While Chrome has the same user interface functionality as Chromium, it changes the color scheme to the Google-branded one. Unlike Chromium, Chrome is not open-source, so its binaries are licensed as freeware under the Google Chrome Terms of Service.

Chromium is NOT less stable than Chrome. Disregard poorly written articles likes those that appear in Lifewire. In fact, in recent tests (2019) The Google Voice online application performed better with fewer glitches in Chromium as compared to Chrome.

When Google first introduced Chrome back in 2008, they also released the Chromium source code on which Chrome was based as an open-source project. That open-source code is maintained by the Chromium Project, while Chrome itself is maintained by Google.

Microsoft Edge: When Microsoft announced it was reworking its Edge browser to be based on Chromium, many wondered how different the new Edge would be from Chrome and other Chromium-based browsers. In typical Microsoft fashion, they went into the code and made a mess out of things. Microsoft replaced or turned off more than 50 Chromium services with Edge. Besides the obvious Google hooks, Microsoft took away very useful features like ad blocking, Spellcheck, Speech input and certain Android synchronization options. Then Microsoft loaded the Chromium based Edge browser up with the typical Microsoft bloatware such as enabled by default Bing Search components, Windows Defender SmartScreen, PlayReady DRM support and Microsoft Activity Feed Services to name just a few.

What is most interesting is that after the failures in Microsoft Internet Explorer both in the areas of web standards incompatibility and overall security, Microsoft seems to have given up on their own browser engine and decided to exploit the open source community. Now they can take the work of superior developers and let their own incompetent programming staff "go at it with a butcher knife" to give Windows users something a bit better than MSIE, but still with the feel of Microsoft.

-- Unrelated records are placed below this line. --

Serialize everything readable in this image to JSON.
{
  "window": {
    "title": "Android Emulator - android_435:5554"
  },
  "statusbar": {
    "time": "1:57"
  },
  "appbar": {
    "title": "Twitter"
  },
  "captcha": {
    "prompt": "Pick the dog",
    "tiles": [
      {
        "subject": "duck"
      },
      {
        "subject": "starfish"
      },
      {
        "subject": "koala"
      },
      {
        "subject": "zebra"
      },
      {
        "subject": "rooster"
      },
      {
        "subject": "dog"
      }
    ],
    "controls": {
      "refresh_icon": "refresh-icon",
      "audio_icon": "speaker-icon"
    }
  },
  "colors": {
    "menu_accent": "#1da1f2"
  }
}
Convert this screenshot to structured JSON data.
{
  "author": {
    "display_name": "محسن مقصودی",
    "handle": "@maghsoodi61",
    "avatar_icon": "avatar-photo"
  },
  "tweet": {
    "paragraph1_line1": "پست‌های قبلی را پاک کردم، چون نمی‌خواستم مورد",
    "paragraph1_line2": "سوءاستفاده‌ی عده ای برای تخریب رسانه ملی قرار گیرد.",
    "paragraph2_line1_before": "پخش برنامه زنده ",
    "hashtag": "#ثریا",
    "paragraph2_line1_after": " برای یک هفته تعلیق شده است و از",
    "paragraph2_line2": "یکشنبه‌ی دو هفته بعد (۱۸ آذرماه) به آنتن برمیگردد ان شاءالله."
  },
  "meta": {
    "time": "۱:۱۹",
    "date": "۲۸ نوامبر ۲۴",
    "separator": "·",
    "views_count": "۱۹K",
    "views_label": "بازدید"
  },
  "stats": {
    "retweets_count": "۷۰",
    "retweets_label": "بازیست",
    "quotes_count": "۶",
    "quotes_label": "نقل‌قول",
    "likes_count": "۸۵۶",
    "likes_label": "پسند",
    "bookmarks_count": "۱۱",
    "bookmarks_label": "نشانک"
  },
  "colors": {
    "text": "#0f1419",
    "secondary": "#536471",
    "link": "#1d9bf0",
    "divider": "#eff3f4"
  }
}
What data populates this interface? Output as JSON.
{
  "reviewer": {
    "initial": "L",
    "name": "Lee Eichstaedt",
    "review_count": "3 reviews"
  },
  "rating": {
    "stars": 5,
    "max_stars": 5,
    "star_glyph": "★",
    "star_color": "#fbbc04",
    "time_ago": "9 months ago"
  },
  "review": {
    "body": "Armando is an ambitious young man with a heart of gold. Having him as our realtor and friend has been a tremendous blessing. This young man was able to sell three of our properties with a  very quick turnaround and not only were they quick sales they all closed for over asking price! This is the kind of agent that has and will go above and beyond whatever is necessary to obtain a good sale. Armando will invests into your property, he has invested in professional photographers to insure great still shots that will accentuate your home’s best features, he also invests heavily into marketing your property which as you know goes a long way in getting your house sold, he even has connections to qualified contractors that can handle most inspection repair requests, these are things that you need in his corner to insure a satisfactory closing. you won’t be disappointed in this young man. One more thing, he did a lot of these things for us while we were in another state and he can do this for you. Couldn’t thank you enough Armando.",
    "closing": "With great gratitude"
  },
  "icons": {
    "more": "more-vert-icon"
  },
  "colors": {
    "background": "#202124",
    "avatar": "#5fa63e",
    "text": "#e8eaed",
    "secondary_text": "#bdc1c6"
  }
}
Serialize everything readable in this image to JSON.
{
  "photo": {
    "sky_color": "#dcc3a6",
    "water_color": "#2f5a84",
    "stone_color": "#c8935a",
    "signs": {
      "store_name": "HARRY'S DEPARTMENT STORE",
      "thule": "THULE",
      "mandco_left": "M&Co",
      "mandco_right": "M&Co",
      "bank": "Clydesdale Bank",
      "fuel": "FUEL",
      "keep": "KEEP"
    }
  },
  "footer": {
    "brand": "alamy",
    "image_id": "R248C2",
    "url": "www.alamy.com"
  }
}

Remember Microsoft Edge is not Chromium, and is only mentioned here since Microsoft decided to use the Chromium open source project as their code base at the core of their browser similar to what Google is doing with Chrome, only in a more heavily modified way. There are other browsers available that are based on the Chromium open source project code base.

Examples of Chromium based web browsers: Chrome, Opera, Vivaldi, Brave, Microsoft Edge, Epic Privacy Browser, SlimBrowser, Torch, Comodo Dragon. (there's many more). Opera released a Chromium based version on May 28, 2013 replacing their older Presto rendering engine.